The charges used for computer calculation corresponded to the charges from Example 2. For this case, an oxygen injection at a 1.5% level was calculated as necessary for correct temperatures to be maintained in the blow mold area. This works out favorably in relation to the 1.8% that was found necessary in Example 2. The charge according to Example 1 was assumed to require a smaller amount of oxygen and it turned out that this was the case“ The computer model further predicted coke savings of 21% and production rate increases of 19%. It further predicted lower gas temperatures at the top of the furnace, smoother temperature profiles in the shaft - both due in part to more efficient heat transfer from the rising hot gases to the downward moving charge.

On the basis of the semi-quantitative nature of the findings that can be expected from such a model (the main limitation being the lack of accurate data), the results obtained in Examples 1 and 2 were remarkably consistent with the model's findings.

On this basis, it was decided that the moisture content can vary from 1% to 8% and that the oxygen content can correspondingly vary from 0.5% to 5%.

At higher levels, larger amounts of hydrogen would be produced, which would lead to improved effects, such as a reduction in iron and coke consumption and a further increase in the production rate.

However, at higher steam and oxygen levels, the reduction of necessary coke and iron to ensure that a reduced state does not prevail can easily lead to a drastic reduction in the thickness of the coke layer, which can reduce to a loss of the structural functions required of a coke layer.

It has been found that the preferred steam addition range is 1-5%, while the preferred range for oxygen is approx. 1-3%.

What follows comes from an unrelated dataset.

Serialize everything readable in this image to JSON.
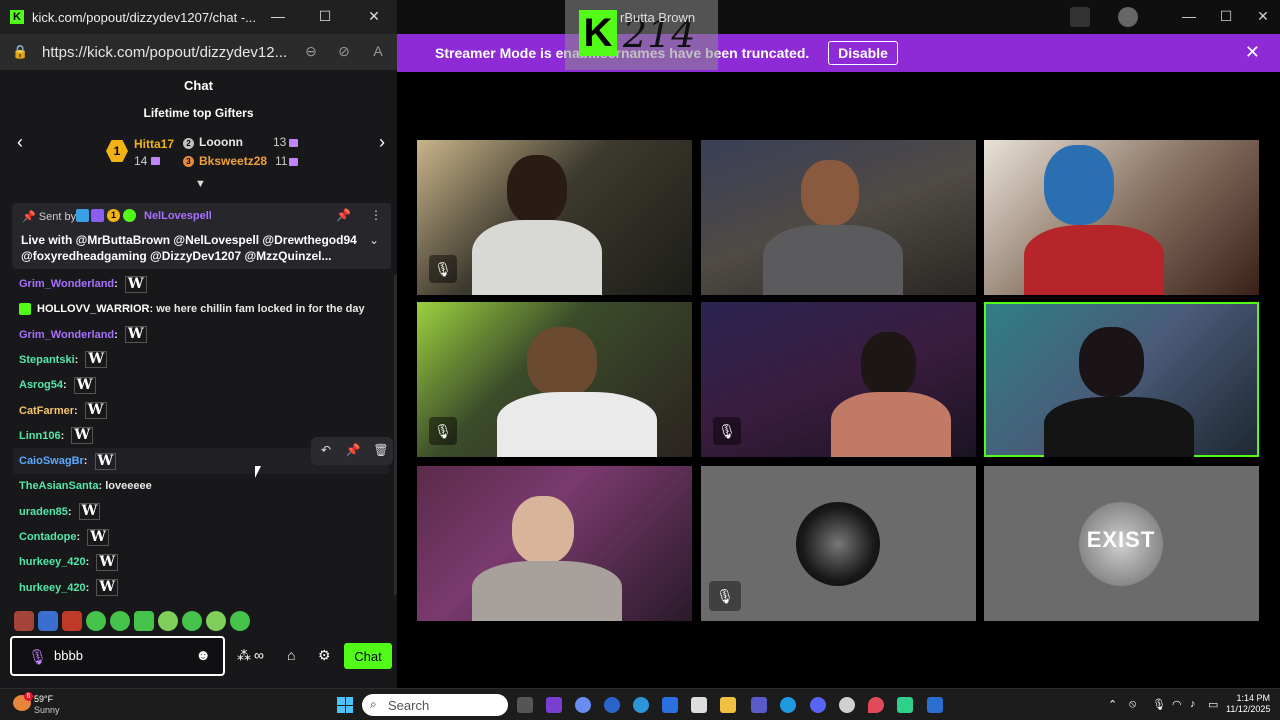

Although this invention is described and illustrated by the examples given, it is not limited to dissec Other variations and modifications can be carried out within the framework of the invention, as stated in the claims.

Claims (3)

1. Method for producing lead in a secondary lead smelting furnace, comprising coating the smelting furnace with lead-containing material, carbonaceous material, iron and fluxes, blowing air through the smelting furnace for reaction with the carbonaceous material to produce carbon monoxide and for thereby melting and reducing the lead-containing materials and forming molten lead, as well as removing the molten lead from the smelting furnace, characterized by adding from approx. 1 to 8% moisture by weight and from approx. 0.5 to 5% by weight of oxygen to the air, before this is sent through the melting furnace. 2. Method as stated in claim 1, characterized in that the amount of moisture added to the air is from approx. 1 to 5% by weight. 3. Method as specified in claim 1 or claim 2, characterized in that the amount of oxygen added to the air is from approx. 1 to 3% by weight.